Intelligent inspection solves some hidden and non-urgent problems of clusters or instances, avoiding the accumulation of small problems that may cause qualitative changes and affect the stability of the line. In addition to clearly defined inspection items, intelligent inspection also introduces a clustering algorithm to analyze system indicators. This helps us find discrete nodes in a cluster and handle them in a timely manner, preventing faulty nodes from affecting the availability of the whole instance.

Intelligent diagnosis and self-healing

Intelligent diagnosis not only relies on the data of operation and maintenance metadata warehouse, but also relies on the support of algorithms related to diagnosis, including log clustering and root cause analysis, to cluster error logs and mark clustering results. Supported by algorithms and engineering capabilities provided by ABM, instance diagnosis has helped businesses quickly locate problems, improve the efficiency of problem solving, and shorten the MTTR of instances.

Product-level operation and maintenance capability of Hologres

In addition to the operation and maintenance stability guarantee of Hologres service introduced above.
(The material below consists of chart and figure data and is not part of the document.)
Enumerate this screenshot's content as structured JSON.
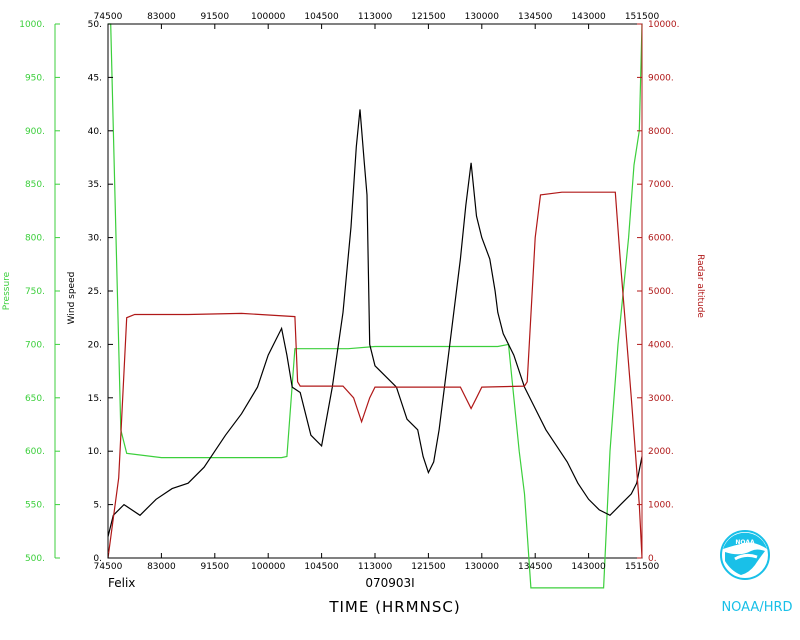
{
  "chart_data": {
    "type": "line",
    "footer_left": "Felix",
    "footer_center": "070903I",
    "xlabel": "TIME (HRMNSC)",
    "left_axes": [
      {
        "label": "Pressure",
        "color": "#3ccf3c",
        "ylim": [
          500,
          1000
        ],
        "ticks": [
          "500.",
          "550.",
          "600.",
          "650.",
          "700.",
          "750.",
          "800.",
          "850.",
          "900.",
          "950.",
          "1000."
        ]
      },
      {
        "label": "Wind speed",
        "color": "#000000",
        "ylim": [
          0,
          50
        ],
        "ticks": [
          "0.",
          "5.",
          "10.",
          "15.",
          "20.",
          "25.",
          "30.",
          "35.",
          "40.",
          "45.",
          "50."
        ]
      }
    ],
    "right_axis": {
      "label": "Radar altitude",
      "color": "#b01818",
      "ylim": [
        0,
        10000
      ],
      "ticks": [
        "0.",
        "1000.",
        "2000.",
        "3000.",
        "4000.",
        "5000.",
        "6000.",
        "7000.",
        "8000.",
        "9000.",
        "10000."
      ]
    },
    "x_ticks": [
      "74500",
      "83000",
      "91500",
      "100000",
      "104500",
      "113000",
      "121500",
      "130000",
      "134500",
      "143000",
      "151500"
    ],
    "grid": false,
    "series": [
      {
        "name": "Pressure",
        "color": "#3ccf3c",
        "points": [
          [
            0,
            1000
          ],
          [
            0.5,
            1000
          ],
          [
            2.4,
            620
          ],
          [
            3.5,
            598
          ],
          [
            10,
            594
          ],
          [
            20,
            594
          ],
          [
            32.5,
            594
          ],
          [
            33.5,
            595
          ],
          [
            35,
            696
          ],
          [
            45,
            696
          ],
          [
            50,
            698
          ],
          [
            60,
            698
          ],
          [
            73,
            698
          ],
          [
            75,
            700
          ],
          [
            77,
            600
          ],
          [
            78,
            560
          ],
          [
            79.2,
            472
          ],
          [
            89,
            472
          ],
          [
            92.8,
            472
          ],
          [
            94,
            600
          ],
          [
            95.5,
            700
          ],
          [
            97.5,
            800
          ],
          [
            98.5,
            868
          ],
          [
            99.5,
            900
          ],
          [
            100,
            1000
          ]
        ]
      },
      {
        "name": "Wind speed",
        "color": "#000000",
        "points": [
          [
            0,
            2
          ],
          [
            1,
            4
          ],
          [
            3,
            5
          ],
          [
            6,
            4
          ],
          [
            9,
            5.5
          ],
          [
            12,
            6.5
          ],
          [
            15,
            7
          ],
          [
            18,
            8.5
          ],
          [
            20,
            10
          ],
          [
            22,
            11.5
          ],
          [
            25,
            13.5
          ],
          [
            28,
            16
          ],
          [
            30,
            19
          ],
          [
            31.5,
            20.5
          ],
          [
            32.5,
            21.5
          ],
          [
            33.5,
            19
          ],
          [
            34.5,
            16
          ],
          [
            36,
            15.5
          ],
          [
            38,
            11.5
          ],
          [
            40,
            10.5
          ],
          [
            42,
            16
          ],
          [
            44,
            23
          ],
          [
            45.5,
            31
          ],
          [
            46.5,
            38.5
          ],
          [
            47.2,
            42
          ],
          [
            48,
            37
          ],
          [
            48.5,
            34
          ],
          [
            49,
            20
          ],
          [
            50,
            18
          ],
          [
            52,
            17
          ],
          [
            54,
            16
          ],
          [
            56,
            13
          ],
          [
            58,
            12
          ],
          [
            59,
            9.5
          ],
          [
            60,
            8
          ],
          [
            61,
            9
          ],
          [
            62,
            12
          ],
          [
            64,
            20
          ],
          [
            66,
            28
          ],
          [
            67,
            33
          ],
          [
            68,
            37
          ],
          [
            69,
            32
          ],
          [
            70,
            30
          ],
          [
            71.5,
            28
          ],
          [
            72.5,
            25
          ],
          [
            73,
            23
          ],
          [
            74,
            21
          ],
          [
            76,
            19
          ],
          [
            78,
            16
          ],
          [
            80,
            14
          ],
          [
            82,
            12
          ],
          [
            84,
            10.5
          ],
          [
            86,
            9
          ],
          [
            88,
            7
          ],
          [
            90,
            5.5
          ],
          [
            92,
            4.5
          ],
          [
            94,
            4
          ],
          [
            96,
            5
          ],
          [
            98,
            6
          ],
          [
            99,
            7
          ],
          [
            100,
            9.5
          ]
        ]
      },
      {
        "name": "Radar altitude",
        "color": "#b01818",
        "points": [
          [
            0,
            0
          ],
          [
            2,
            1500
          ],
          [
            3.5,
            4500
          ],
          [
            5,
            4560
          ],
          [
            15,
            4560
          ],
          [
            25,
            4580
          ],
          [
            35,
            4520
          ],
          [
            35.5,
            3300
          ],
          [
            36,
            3220
          ],
          [
            44,
            3220
          ],
          [
            46,
            3000
          ],
          [
            47.5,
            2550
          ],
          [
            49,
            3000
          ],
          [
            50,
            3200
          ],
          [
            60,
            3200
          ],
          [
            66,
            3200
          ],
          [
            68,
            2800
          ],
          [
            69,
            3000
          ],
          [
            70,
            3200
          ],
          [
            78,
            3220
          ],
          [
            78.5,
            3300
          ],
          [
            80,
            6000
          ],
          [
            81,
            6800
          ],
          [
            85,
            6850
          ],
          [
            95,
            6850
          ],
          [
            96,
            5500
          ],
          [
            98,
            3000
          ],
          [
            99.5,
            1000
          ],
          [
            100,
            0
          ]
        ]
      }
    ]
  }
}
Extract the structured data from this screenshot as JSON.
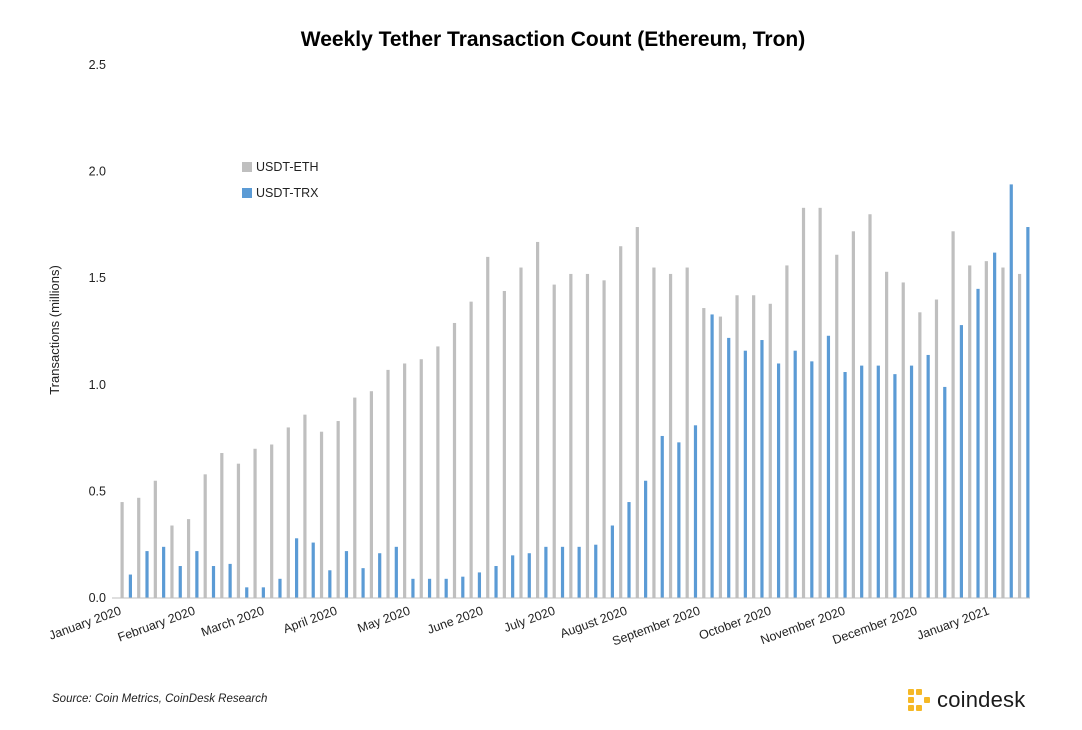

On the product side of Hologres, the system stability is improved in a variety of ways:

1. Highly available architecture

With high availability architecture design, Ali Group has stably supported the peak flow of double 11 and experienced the test of mass production

  • Storage computing separation architecture improves system scalability flexibility
  • Replication is a solution to data read and write separation, including improved throughput of multiple copies, isolation of single instance resource groups, and high availability of multi-instance shared storage
  • The scheduling system improves the failover recovery capability of nodes

2. Diversified system observability indicators

In addition to the architecture design of Hologres itself, it also provides users with diversified observation indicators, real-time monitoring of cluster status and follow-up, without complex operations, only responsible for business:

  • Multi-dimensional monitoring indicators: real-time query of CPU, memory, connection number, IO and other monitoring indicators, real-time warning;
  • Slow Query log: The slow query or failed query is diagnosed and analyzed based on various indicators such as time, plan, and CPU consumption, and optimization measures are taken to improve the self-diagnosis capability.
  • Visualization of execution plan: Execute analysis and execution analysis of Query, interpret detailed operators, and guide optimization suggestions through various visualization presentation methods to avoid blind tuning, reduce the threshold of performance tuning, and quickly achieve the purpose of performance tuning.

Five summarizes

Hologres can deliver 8192 nodes or even larger instances and scale up or down by analyzing and optimizing the scheduling performance bottlenecks under large-scale scheduling. Meanwhile, the construction of cloud-based Hologres intelligent operation and maintenance system solves the problems of operation and maintenance efficiency and stability improvement faced by large-scale clusters and instances, enabling Hologres to achieve high performance and high availability of production level at the same time with high load and throughput after years of double 11 production tests in alibaba’s internal core scenes. Better support for business, for the digital transformation of enterprises to provide good support.

The original link

This article is the original content of Aliyun and shall not be reproduced without permission.